Home NewsEgypt News Israel to free 65 Egyptians for Israeli Beduin Ouda Tarabin

Israel to free 65 Egyptians for Israeli Beduin Ouda Tarabin

by Administrator

Jerusalem and Cairo are involved in intensive negotiations to secure the release of Ouda Tarabin, the Israeli Bedouin jailed in Egypt for over a decade for espionage, Egyptian media reported Wednesday.

Tarabin and several other Israelis convicted of spying would be exchanged for 65 Egyptians held in Israeli jails.

Egyptian authorities have also been in contact with their Israeli counterparts in order to ascertain the conditions of Egyptian prisoners who last month joined hundreds of Palestinian prisoners in an indefinite hunger strike.

Tarabin, 31, has been held in Egypt since 1999, when he was sentenced in absentia under the country’s Emergency Law to 15 years in prison for espionage.

The Tarabin Beduin are a large tribe spread across the Negev and Sinai. In the Negev, the Tarabins’ territory is concentrated around Beersheba, while in Sinai, their lands are situated along the Israeli border south of the resort of El- Arish as well as on the Gulf of Suez and on the Red Sea around Nuweiba.

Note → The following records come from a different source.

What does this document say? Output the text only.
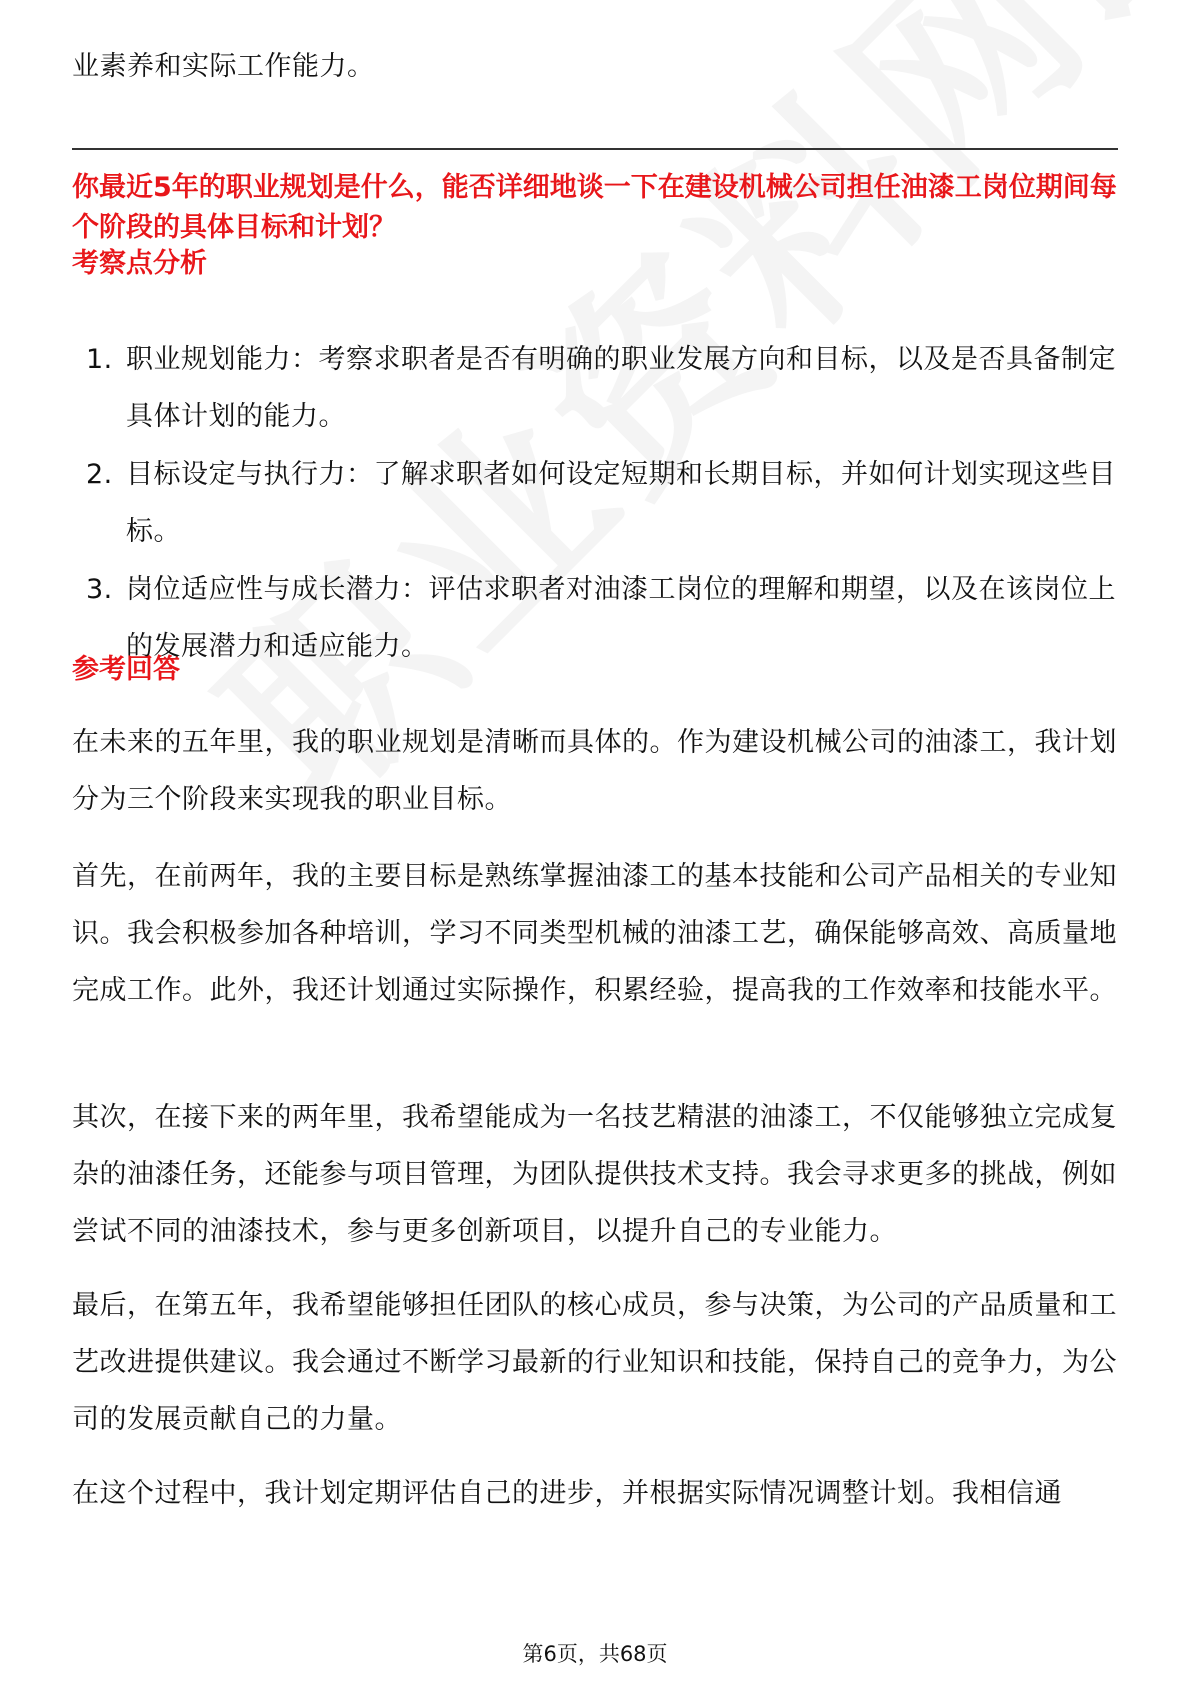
业素养和实际工作能力。

你最近5年的职业规划是什么，能否详细地谈一下在建设机械公司担任油漆工岗位期间每个阶段的具体目标和计划？

考察点分析

1. 职业规划能力：考察求职者是否有明确的职业发展方向和目标，以及是否具备制定具体计划的能力。
2. 目标设定与执行力：了解求职者如何设定短期和长期目标，并如何计划实现这些目标。
3. 岗位适应性与成长潜力：评估求职者对油漆工岗位的理解和期望，以及在该岗位上的发展潜力和适应能力。

参考回答

在未来的五年里，我的职业规划是清晰而具体的。作为建设机械公司的油漆工，我计划分为三个阶段来实现我的职业目标。

首先，在前两年，我的主要目标是熟练掌握油漆工的基本技能和公司产品相关的专业知识。我会积极参加各种培训，学习不同类型机械的油漆工艺，确保能够高效、高质量地完成工作。此外，我还计划通过实际操作，积累经验，提高我的工作效率和技能水平。

其次，在接下来的两年里，我希望能成为一名技艺精湛的油漆工，不仅能够独立完成复杂的油漆任务，还能参与项目管理，为团队提供技术支持。我会寻求更多的挑战，例如尝试不同的油漆技术，参与更多创新项目，以提升自己的专业能力。

最后，在第五年，我希望能够担任团队的核心成员，参与决策，为公司的产品质量和工艺改进提供建议。我会通过不断学习最新的行业知识和技能，保持自己的竞争力，为公司的发展贡献自己的力量。

在这个过程中，我计划定期评估自己的进步，并根据实际情况调整计划。我相信通

第6页，共68页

Since the mid-1990s the tribe has been heavily involved in smuggling, both across the Egypt-Israel border and to the Gaza Strip. Still, the Israeli government and Tarabin’s family have rejected accusations of espionage as baseless, and the prisoner’s brother maintains he had crossed into Egypt merely to visit their sister in El-Arish.

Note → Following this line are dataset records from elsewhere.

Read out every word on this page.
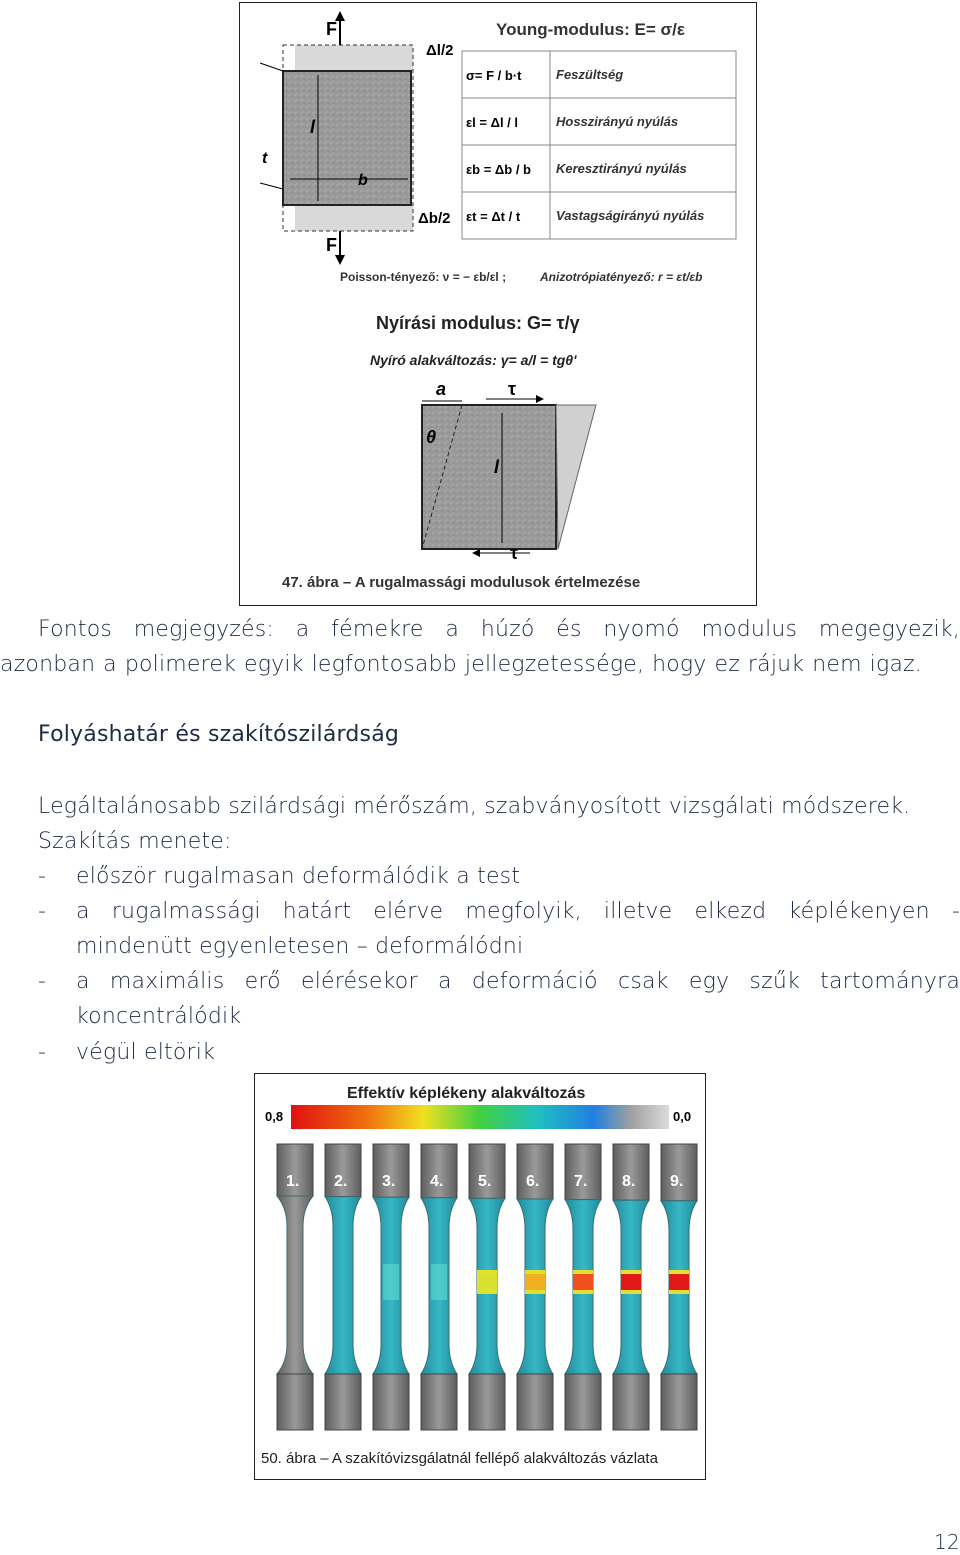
F
F
l
b
t
Δl/2
Δb/2
Young-modulus: E= σ/ε
σ= F / b·t	Feszültség
εl = Δl / l	Hosszirányú nyúlás
εb = Δb / b Keresztirányú nyúlás
εt = Δt / t	Vastagságirányú nyúlás
Poisson-tényező: ν = − εb/εl ;	Anizotrópiatényező: r = εt/εb
Nyírási modulus: G= τ/γ
Nyíró alakváltozás: γ= a/l = tgθ'
a	τ
τ
θ
l
47. ábra – A rugalmassági modulusok értelmezése
Fontos megjegyzés: a fémekre a húzó és nyomó modulus megegyezik,
azonban a polimerek egyik legfontosabb jellegzetessége, hogy ez rájuk nem igaz.
Folyáshatár és szakítószilárdság
Legáltalánosabb szilárdsági mérőszám, szabványosított vizsgálati módszerek.
Szakítás menete:
- először rugalmasan deformálódik a test
- a rugalmassági határt elérve megfolyik, illetve elkezd képlékenyen -
mindenütt egyenletesen – deformálódni
- a maximális erő elérésekor a deformáció csak egy szűk tartományra
koncentrálódik
- végül eltörik
Effektív képlékeny alakváltozás
0,8	0,0
1. 2. 3. 4. 5. 6. 7. 8. 9.
50. ábra – A szakítóvizsgálatnál fellépő alakváltozás vázlata
12
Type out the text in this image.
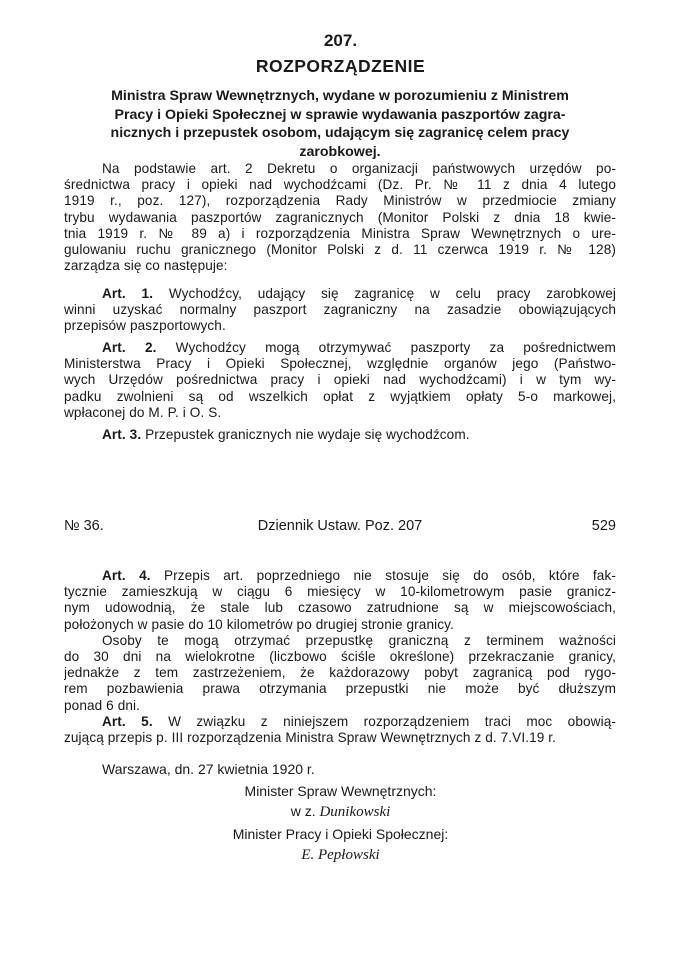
207.
ROZPORZĄDZENIE
Ministra Spraw Wewnętrznych, wydane w porozumieniu z Ministrem
Pracy i Opieki Społecznej w sprawie wydawania paszportów zagra-
nicznych i przepustek osobom, udającym się zagranicę celem pracy
zarobkowej.
Na podstawie art. 2 Dekretu o organizacji państwowych urzędów po-
średnictwa pracy i opieki nad wychodźcami (Dz. Pr. № 11 z dnia 4 lutego
1919 r., poz. 127), rozporządzenia Rady Ministrów w przedmiocie zmiany
trybu wydawania paszportów zagranicznych (Monitor Polski z dnia 18 kwie-
tnia 1919 r. № 89 a) i rozporządzenia Ministra Spraw Wewnętrznych o ure-
gulowaniu ruchu granicznego (Monitor Polski z d. 11 czerwca 1919 r. № 128)
zarządza się co następuje:
Art. 1. Wychodźcy, udający się zagranicę w celu pracy zarobkowej
winni uzyskać normalny paszport zagraniczny na zasadzie obowiązujących
przepisów paszportowych.
Art. 2. Wychodźcy mogą otrzymywać paszporty za pośrednictwem
Ministerstwa Pracy i Opieki Społecznej, względnie organów jego (Państwo-
wych Urzędów pośrednictwa pracy i opieki nad wychodźcami) i w tym wy-
padku zwolnieni są od wszelkich opłat z wyjątkiem opłaty 5-o markowej,
wpłaconej do M. P. i O. S.
Art. 3. Przepustek granicznych nie wydaje się wychodźcom.
№ 36.	Dziennik Ustaw. Poz. 207	529
Art. 4. Przepis art. poprzedniego nie stosuje się do osób, które fak-
tycznie zamieszkują w ciągu 6 miesięcy w 10-kilometrowym pasie granicz-
nym udowodnią, że stale lub czasowo zatrudnione są w miejscowościach,
położonych w pasie do 10 kilometrów po drugiej stronie granicy.
Osoby te mogą otrzymać przepustkę graniczną z terminem ważności
do 30 dni na wielokrotne (liczbowo ściśle określone) przekraczanie granicy,
jednakże z tem zastrzeżeniem, że każdorazowy pobyt zagranicą pod rygo-
rem pozbawienia prawa otrzymania przepustki nie może być dłuższym
ponad 6 dni.
Art. 5. W związku z niniejszem rozporządzeniem traci moc obowią-
zującą przepis p. III rozporządzenia Ministra Spraw Wewnętrznych z d. 7.VI.19 r.
Warszawa, dn. 27 kwietnia 1920 r.
Minister Spraw Wewnętrznych:
w z. Dunikowski
Minister Pracy i Opieki Społecznej:
E. Pepłowski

Speculation over Tarabin’s release began during last year’s US-mediated Egyptian-Israeli negotiations for the release of Ilan Grapel, an Israeli-American law student held for nearly five months on charges of spying for Israel. Grapel was freed last October year in exchange for 25 Egyptian security prisoners.

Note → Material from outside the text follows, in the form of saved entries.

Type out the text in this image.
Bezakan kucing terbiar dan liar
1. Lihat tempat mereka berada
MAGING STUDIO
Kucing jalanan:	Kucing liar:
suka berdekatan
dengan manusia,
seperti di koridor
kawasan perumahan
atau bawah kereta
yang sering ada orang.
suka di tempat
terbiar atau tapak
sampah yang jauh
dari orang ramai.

At the time, Druse MK Ayoub Kara (Likud) unsuccessfully lobbied US Ambassador Daniel Shapiro to include Tarabin in the deal.

In 1996 Azzam Azzam, an Israeli Druse textile worker, was sentenced to 15 years of hard labor after being convicted of espionage, a charge both he and the Israeli government firmly denied. Following the intervention of the Shin Bet (Israel Security Agency), Azzam was released in 2004 in exchange for six Egyptians convicted of planning terror attacks. Tarabin now occupies the same cell in a Cairo jail where Azzam was once held, according to the Jerusalem Post.